Mr Sharifi was released two months later but his passport was detained by the authorities.
If the late Indian’s family asks for blood money, he will have to return to prison until he pays the amount.
Presently, Mr Sharifi is unemployed and his father is retired.
“On the day of the accident, I had just been offered a job and I felt like I was on top of the world. I contacted them after I was released and they said they can’t hire me unless I give them my original passport,” he says.
Mr Sharifi says he is unable to pay blood money, but he needs his passport.
“I’ve looked everywhere and asked everyone but no one seems to know him [the deceased],” he says.
“My brother said that he will go to India and ask around.

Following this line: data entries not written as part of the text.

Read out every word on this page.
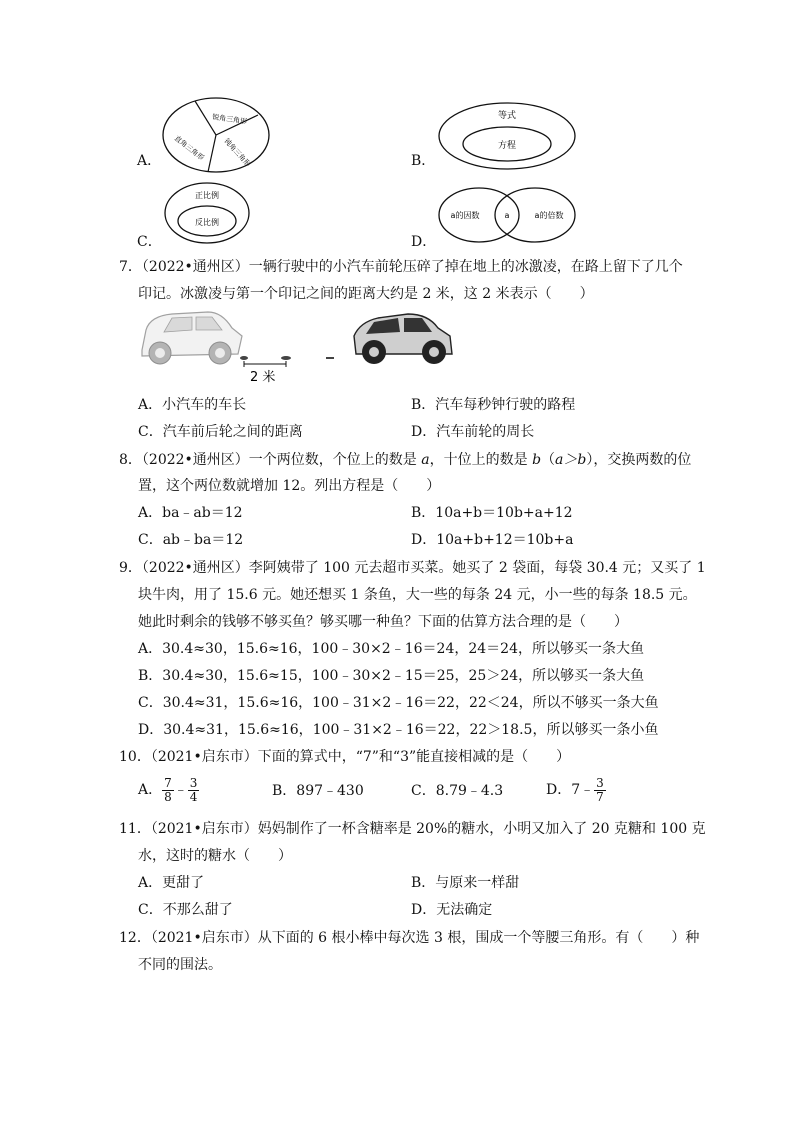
A．
锐角三角形
直角三角形 钝角三角形	B．
等式
方程
C．
正比例
反比例
D．
a的因数	a	a的倍数
7．（2022•通州区）一辆行驶中的小汽车前轮压碎了掉在地上的冰激凌，在路上留下了几个
印记。冰激凌与第一个印记之间的距离大约是 2 米，这 2 米表示（　　）
2 米
A．小汽车的车长	B．汽车每秒钟行驶的路程
C．汽车前后轮之间的距离	D．汽车前轮的周长
8．（2022•通州区）一个两位数，个位上的数是 a，十位上的数是 b（a＞b），交换两数的位
置，这个两位数就增加 12。列出方程是（　　）
A．ba﹣ab＝12	B．10a+b＝10b+a+12
C．ab﹣ba＝12	D．10a+b+12＝10b+a
9．（2022•通州区）李阿姨带了 100 元去超市买菜。她买了 2 袋面，每袋 30.4 元；又买了 1
块牛肉，用了 15.6 元。她还想买 1 条鱼，大一些的每条 24 元，小一些的每条 18.5 元。
她此时剩余的钱够不够买鱼？够买哪一种鱼？下面的估算方法合理的是（　　）
A．30.4≈30，15.6≈16，100﹣30×2﹣16＝24，24＝24，所以够买一条大鱼
B．30.4≈30，15.6≈15，100﹣30×2﹣15＝25，25＞24，所以够买一条大鱼
C．30.4≈31，15.6≈16，100﹣31×2﹣16＝22，22＜24，所以不够买一条大鱼
D．30.4≈31，15.6≈16，100﹣31×2﹣16＝22，22＞18.5，所以够买一条小鱼
10．（2021•启东市）下面的算式中，“7”和“3”能直接相减的是（　　）
A． $\frac{7}{8}$ ﹣ $\frac{3}{4}$	B．897﹣430	C．8.79﹣4.3	D．7﹣ $\frac{3}{7}$
11．（2021•启东市）妈妈制作了一杯含糖率是 20%的糖水，小明又加入了 20 克糖和 100 克
水，这时的糖水（　　）
A．更甜了	B．与原来一样甜
C．不那么甜了	D．无法确定
12．（2021•启东市）从下面的 6 根小棒中每次选 3 根，围成一个等腰三角形。有（　　）种
不同的围法。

Maybe someone will recognise him, but we are praying that they will not ask for blood money or maybe discount it so that I’m not sent back to jail.”
Hisham Al Zahrani, at Dar Al Ber Society, is asking the public to help Mr Sharifi raise the funds for the blood money. “What happened to Amin could have happened to any one of us,” he says.
“He has a bright future ahead of him and we do hope that readers can help him have this life by paying off the blood money.”